Gospel? What a riot!

Sermon for the fifth Sunday after Trinity

No good deed ever goes unpunished.

You've heard that saying and probably have first hand experience as to what it means. All you want to do is a little kind, noble and helpful act of generosity and you end up causing mayhem.

The Apostles certainly feel that way. All Paul and Barnabas want to do is preach the Good News and they manage to cause civil unrest in Iconium. All they want to do is heal the sick and they inadvertently whip up the people into a pagan frenzy. 

But then what would you want to happen? 
What has to happen for things to ran smoothly for once?

[PAUSE]

You approach a town that has never heard of Christ. You preach the Gospel. What then? What do you want to happen?

Ideally, we would want everyone to say, "I believe!" change their lives, build a church, find a priest, and start the business of preaching the Gospel themselves. 

That would be wonderful but it seems too easy. If people are so ready to drop their beliefs for Christianity, what will stop them from dropping Christianity for the next popular religion?

If anything it is the people who resist the most who will take Christianity most seriously. We see this in St Paul, himself. It may look as if St Peter, St James and St John turn to Christ at the drop of a hat, but they do struggle with Jesus' teaching and even abandon Him at His arrest in Gethsemane.

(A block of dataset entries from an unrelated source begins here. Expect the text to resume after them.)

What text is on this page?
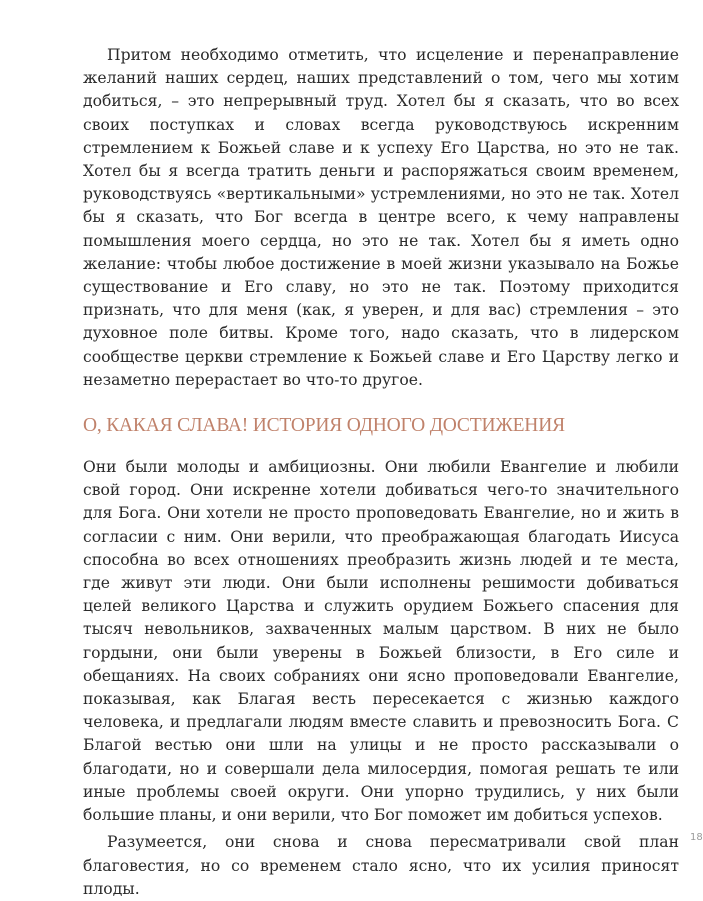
Притом необходимо отметить, что исцеление и перенаправление желаний наших сердец, наших представлений о том, чего мы хотим добиться, – это непрерывный труд. Хотел бы я сказать, что во всех своих поступках и словах всегда руководствуюсь искренним стремлением к Божьей славе и к успеху Его Царства, но это не так. Хотел бы я всегда тратить деньги и распоряжаться своим временем, руководствуясь «вертикальными» устремлениями, но это не так. Хотел бы я сказать, что Бог всегда в центре всего, к чему направлены помышления моего сердца, но это не так. Хотел бы я иметь одно желание: чтобы любое достижение в моей жизни указывало на Божье существование и Его славу, но это не так. Поэтому приходится признать, что для меня (как, я уверен, и для вас) стремления – это духовное поле битвы. Кроме того, надо сказать, что в лидерском сообществе церкви стремление к Божьей славе и Его Царству легко и незаметно перерастает во что-то другое.

О, КАКАЯ СЛАВА! ИСТОРИЯ ОДНОГО ДОСТИЖЕНИЯ

Они были молоды и амбициозны. Они любили Евангелие и любили свой город. Они искренне хотели добиваться чего-то значительного для Бога. Они хотели не просто проповедовать Евангелие, но и жить в согласии с ним. Они верили, что преображающая благодать Иисуса способна во всех отношениях преобразить жизнь людей и те места, где живут эти люди. Они были исполнены решимости добиваться целей великого Царства и служить орудием Божьего спасения для тысяч невольников, захваченных малым царством. В них не было гордыни, они были уверены в Божьей близости, в Его силе и обещаниях. На своих собраниях они ясно проповедовали Евангелие, показывая, как Благая весть пересекается с жизнью каждого человека, и предлагали людям вместе славить и превозносить Бога. С Благой вестью они шли на улицы и не просто рассказывали о благодати, но и совершали дела милосердия, помогая решать те или иные проблемы своей округи. Они упорно трудились, у них были большие планы, и они верили, что Бог поможет им добиться успехов.

Разумеется, они снова и снова пересматривали свой план благовестия, но со временем стало ясно, что их усилия приносят плоды.

18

Christianity comes with a struggle.

[PAUSE]

Our Lord points out the reality of preaching in His parable of the sower. Some people just won't get the Gospel at all. Some people will treat it as a fashionable idea. Some people will only hold onto the Gospel for as long as it is convenient. Some will hold onto it, wrestle with it, question it, be hurt by it but will grow and grow and grow so that not only is the good news thoroughly received but will not be lost.

[PAUSE]

The Church has to expect resistance and allow for it. In times of civil unrest, the Church needs to be utterly uncompromising in preaching God's message even though it offends those who have not yet heard what is really being said. Even if preaching the Gospel becomes against the law, it will never be against God's Law provided that it is His Gospel that we preach. Thus even if we are commanded to keep silence, we must follow the Apostles' example and disobey in order to bring the Fact of Everlasting Life in Christ Jesus to a world that needs to hear it. If people see just how committed to the Gospel we are in the face of being countercultural, the more they will realise its importance and relevance.

[PAUSE]

If St Barnabas and St Paul cause riots just by telling people how much God loves them, should we not expect the same and give thanks for it?